The first two days taught the basics of drawing - lines, then shapes, then stick figures, then facial features. The kids were really into it.

On day 3, they thought about how they could use their skills to show a problem that their village was having and a possible solution. The kids came up with a lot of ideas:

--the school is too far away, but if I had a bicycle, I could attend.
--the river is unclean, but if the whole village has a clean up day, we would all keep the area clean.
--the teacher is not coming to school to teach us, but if our parents talked to the education bosses, the teacher would be forced to come.

On day 4, they worked in groups to draw full-color 4-panel comics. Their was an exhibition on the last day and the kids were so proud to explain their work.
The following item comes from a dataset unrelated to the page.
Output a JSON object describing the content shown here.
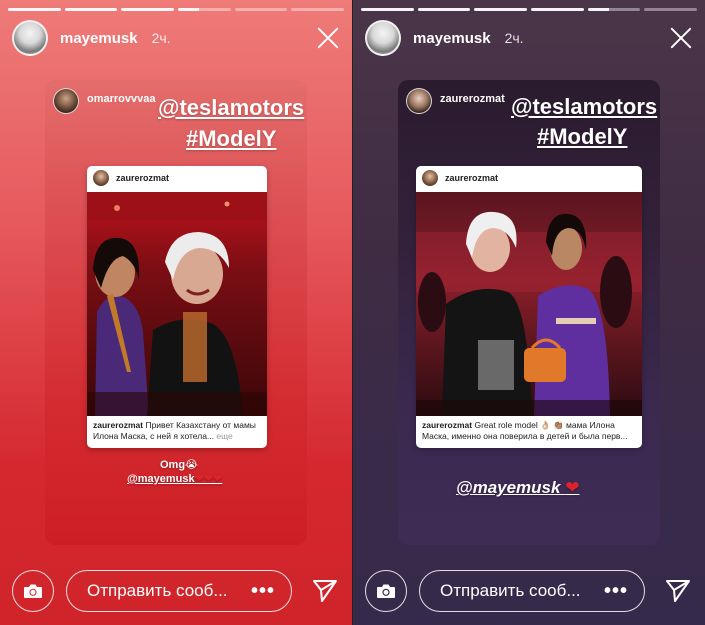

This panel shows a village with an unsanitary water source (notice the open defecation!). After a village meeting, the village decides to have an all-village clean-up day. The kids think that if the whole village contributes to the clean-up, then everyone will be proud of the job they did, and the water source will stay clean.

Follow-up with the kids will find out how many of their neighbors and friends they taught to draw comics and will ask for further stories from the kids.

One thing that was nice about this workshop was that the kids were so focused on drawing and the trainers didn't introduce us or make a big deal that we were there, so we could truly be silent observers, something we rarely get to do here. Corey and I have decided that we'll try to poke our heads into more of these workshops and meetings, just to get a better grasp at the creative ideas that SOVA is using for development.